N.C.G.S. § 20-138.1 (1993) (emphasis added). As is indicated by the plain language of the statute, N.C.G.S. § 20-138.1 proscribes the single offense of driving while impaired which may be proven in one of two ways. State v. Coker, 312 N.C. 432, 440, 323 S.E.2d 343, 349 (1984) ("We interpret N.C.G.S. 20-138.1 as creating one offense which may be proved by either or both theories detailed in N.C.G.S. 20-138.1(a)(1) & (2).") Even accepting defendant's argument as true, that some jurors may have found defendant was under the influence of an impairing substance and that some jurors may have found defendant's alcohol concentration was 0.08 or more at some relevant time after driving, the fact remains that jurors unanimously found defendant guilty of the single offense of impaired driving. Thus, as with the indecent liberties statute at issue in Hartness, we conclude that the disjunctive phrasing of the instruction was not a fatal ambiguity which resulted in a nonunanimous jury verdict. This assignment of error is overruled.
For the foregoing reasons, we conclude the defendant received a fair trial, free from prejudicial error.
NO ERROR.
Justice Webb Dissenting.
I Dissent from the majority because I believe that when the defendant was tried for driving while impaired after his license had been revoked for having a blood alcohol content of .08 percent, he was twice put in jeopardy for the same offense.
As I read the cases cited by the majority, if a person has been punished for an offense in one proceeding, the Fourteenth Amendment to the Constitution of the United States prohibits his punishment again for the same offense in another proceeding. The majority says the rule does not apply in this case because the ten-day suspension of the driver's license was a remedial and not a punitive action. The majority says the revocation was for the public safety rather than for punishment.
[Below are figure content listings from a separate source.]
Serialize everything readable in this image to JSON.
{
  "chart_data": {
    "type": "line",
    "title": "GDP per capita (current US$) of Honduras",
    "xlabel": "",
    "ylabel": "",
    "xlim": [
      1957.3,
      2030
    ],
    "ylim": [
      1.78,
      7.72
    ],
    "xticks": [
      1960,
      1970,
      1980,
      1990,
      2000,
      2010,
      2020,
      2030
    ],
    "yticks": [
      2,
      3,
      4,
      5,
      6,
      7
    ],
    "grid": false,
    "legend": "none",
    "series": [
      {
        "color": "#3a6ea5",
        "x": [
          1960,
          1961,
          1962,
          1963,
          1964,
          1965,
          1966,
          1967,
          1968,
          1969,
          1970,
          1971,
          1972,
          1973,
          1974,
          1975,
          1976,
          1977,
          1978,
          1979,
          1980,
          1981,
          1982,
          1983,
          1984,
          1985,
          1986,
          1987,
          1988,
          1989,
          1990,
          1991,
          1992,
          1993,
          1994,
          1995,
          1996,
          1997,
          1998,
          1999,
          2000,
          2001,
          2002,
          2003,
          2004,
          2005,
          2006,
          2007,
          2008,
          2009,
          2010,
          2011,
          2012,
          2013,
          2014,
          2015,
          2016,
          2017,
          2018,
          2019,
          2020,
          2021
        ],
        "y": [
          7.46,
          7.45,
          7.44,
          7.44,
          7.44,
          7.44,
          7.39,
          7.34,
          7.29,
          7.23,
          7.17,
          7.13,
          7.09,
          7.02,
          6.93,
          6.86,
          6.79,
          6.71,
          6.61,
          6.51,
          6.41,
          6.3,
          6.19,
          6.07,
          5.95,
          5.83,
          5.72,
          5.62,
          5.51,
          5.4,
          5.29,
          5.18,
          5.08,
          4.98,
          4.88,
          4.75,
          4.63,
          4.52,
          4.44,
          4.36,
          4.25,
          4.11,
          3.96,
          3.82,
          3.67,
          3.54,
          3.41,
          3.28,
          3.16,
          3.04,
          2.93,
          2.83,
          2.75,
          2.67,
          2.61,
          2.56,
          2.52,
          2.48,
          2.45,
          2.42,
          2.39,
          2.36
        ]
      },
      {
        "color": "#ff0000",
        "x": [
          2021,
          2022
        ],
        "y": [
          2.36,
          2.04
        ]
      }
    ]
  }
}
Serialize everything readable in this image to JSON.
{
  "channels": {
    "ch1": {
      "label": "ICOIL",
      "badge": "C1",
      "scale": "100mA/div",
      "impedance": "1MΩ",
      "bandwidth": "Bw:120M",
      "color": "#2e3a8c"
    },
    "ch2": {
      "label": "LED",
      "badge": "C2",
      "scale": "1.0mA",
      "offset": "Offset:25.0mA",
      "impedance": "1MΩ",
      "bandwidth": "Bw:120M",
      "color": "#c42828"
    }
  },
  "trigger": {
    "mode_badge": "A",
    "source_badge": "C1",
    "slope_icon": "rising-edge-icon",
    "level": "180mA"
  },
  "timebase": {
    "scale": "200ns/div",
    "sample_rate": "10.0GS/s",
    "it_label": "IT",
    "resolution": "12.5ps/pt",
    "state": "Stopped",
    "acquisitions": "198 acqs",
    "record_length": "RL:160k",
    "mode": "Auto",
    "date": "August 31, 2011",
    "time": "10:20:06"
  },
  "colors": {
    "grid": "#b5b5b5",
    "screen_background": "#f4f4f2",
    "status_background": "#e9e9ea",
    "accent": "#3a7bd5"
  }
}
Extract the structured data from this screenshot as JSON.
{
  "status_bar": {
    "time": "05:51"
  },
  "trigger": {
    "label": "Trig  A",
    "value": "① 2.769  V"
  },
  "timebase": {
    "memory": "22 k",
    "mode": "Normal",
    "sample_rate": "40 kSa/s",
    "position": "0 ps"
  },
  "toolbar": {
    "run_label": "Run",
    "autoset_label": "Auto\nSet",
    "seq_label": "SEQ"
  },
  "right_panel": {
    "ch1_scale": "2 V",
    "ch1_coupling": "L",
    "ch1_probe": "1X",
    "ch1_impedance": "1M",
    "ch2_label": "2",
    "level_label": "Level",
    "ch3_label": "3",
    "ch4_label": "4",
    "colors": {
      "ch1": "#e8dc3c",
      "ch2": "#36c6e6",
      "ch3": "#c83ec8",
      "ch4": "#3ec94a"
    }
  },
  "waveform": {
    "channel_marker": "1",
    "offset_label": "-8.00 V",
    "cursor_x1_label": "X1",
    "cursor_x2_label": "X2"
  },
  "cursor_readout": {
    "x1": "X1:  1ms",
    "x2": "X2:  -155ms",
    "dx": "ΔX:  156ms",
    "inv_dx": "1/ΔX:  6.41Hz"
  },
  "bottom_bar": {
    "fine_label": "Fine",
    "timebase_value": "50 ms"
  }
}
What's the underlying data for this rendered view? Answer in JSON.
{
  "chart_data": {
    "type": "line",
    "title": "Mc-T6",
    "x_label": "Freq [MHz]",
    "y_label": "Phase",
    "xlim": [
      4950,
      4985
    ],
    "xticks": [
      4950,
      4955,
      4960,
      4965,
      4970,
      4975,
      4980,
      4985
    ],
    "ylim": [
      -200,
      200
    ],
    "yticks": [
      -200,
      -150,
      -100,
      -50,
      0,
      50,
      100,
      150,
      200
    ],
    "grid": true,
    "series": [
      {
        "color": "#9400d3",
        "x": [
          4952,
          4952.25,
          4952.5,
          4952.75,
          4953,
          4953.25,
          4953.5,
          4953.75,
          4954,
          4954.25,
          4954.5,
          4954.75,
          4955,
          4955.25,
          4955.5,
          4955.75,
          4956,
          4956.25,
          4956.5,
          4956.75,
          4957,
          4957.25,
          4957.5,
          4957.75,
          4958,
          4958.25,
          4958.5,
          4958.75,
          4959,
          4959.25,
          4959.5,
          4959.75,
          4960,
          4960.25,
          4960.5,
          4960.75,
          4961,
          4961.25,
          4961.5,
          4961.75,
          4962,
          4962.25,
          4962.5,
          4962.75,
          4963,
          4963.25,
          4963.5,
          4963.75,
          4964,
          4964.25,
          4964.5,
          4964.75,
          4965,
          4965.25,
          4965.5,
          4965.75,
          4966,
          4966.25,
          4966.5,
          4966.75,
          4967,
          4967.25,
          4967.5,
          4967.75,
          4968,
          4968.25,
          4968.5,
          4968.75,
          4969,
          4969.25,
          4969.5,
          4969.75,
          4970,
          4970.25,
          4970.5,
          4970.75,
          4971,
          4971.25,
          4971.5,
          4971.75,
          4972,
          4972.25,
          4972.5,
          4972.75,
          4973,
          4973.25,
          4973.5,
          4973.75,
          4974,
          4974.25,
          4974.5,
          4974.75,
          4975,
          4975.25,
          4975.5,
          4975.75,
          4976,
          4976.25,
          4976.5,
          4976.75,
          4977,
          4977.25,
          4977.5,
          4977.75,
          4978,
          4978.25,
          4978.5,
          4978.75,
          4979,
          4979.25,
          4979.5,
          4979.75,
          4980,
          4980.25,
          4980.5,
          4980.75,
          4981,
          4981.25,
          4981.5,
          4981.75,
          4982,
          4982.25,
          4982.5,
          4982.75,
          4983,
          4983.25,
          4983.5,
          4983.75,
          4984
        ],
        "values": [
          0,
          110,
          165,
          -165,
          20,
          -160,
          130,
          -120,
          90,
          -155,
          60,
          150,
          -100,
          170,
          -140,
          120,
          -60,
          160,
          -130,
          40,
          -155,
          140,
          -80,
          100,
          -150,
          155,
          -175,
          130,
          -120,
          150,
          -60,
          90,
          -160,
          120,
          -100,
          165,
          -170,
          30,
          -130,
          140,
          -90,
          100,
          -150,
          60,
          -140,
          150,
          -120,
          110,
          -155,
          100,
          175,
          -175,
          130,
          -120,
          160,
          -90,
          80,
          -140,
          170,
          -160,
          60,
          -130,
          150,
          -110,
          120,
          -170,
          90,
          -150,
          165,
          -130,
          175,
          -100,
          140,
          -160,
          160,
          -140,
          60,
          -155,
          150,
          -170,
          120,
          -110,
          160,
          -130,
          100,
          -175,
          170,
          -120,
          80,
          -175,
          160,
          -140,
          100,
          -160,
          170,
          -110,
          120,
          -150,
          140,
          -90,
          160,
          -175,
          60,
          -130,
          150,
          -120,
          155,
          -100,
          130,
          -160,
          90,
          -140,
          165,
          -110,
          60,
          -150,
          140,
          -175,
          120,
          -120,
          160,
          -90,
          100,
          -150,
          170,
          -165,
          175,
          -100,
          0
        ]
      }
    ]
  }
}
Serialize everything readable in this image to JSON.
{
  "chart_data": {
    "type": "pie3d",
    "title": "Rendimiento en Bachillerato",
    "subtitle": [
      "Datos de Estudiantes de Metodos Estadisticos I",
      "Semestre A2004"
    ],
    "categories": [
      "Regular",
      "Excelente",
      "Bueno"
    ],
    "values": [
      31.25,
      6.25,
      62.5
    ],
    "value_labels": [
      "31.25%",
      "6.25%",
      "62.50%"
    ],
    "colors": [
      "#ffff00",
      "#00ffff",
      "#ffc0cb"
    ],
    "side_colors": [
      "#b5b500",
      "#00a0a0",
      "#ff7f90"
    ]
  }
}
I disagree with the majority. The loss of a driver's license for ten days is a harsh penalty. I believe the impact on public safety from the revocation of a license for ten days is slight. If the person whose license is revoked is a danger on the highways, a ten day revocation will have little effect on such a danger. He or she will be on the highways again after ten days. If a person whose license is revoked is not dangerous, the only effect of revocation is punishment.
I believe the revocation of the defendant's driver's license for ten days was punitive, and the defendant may not be punished a second time for the action that caused him to lose his driver's license.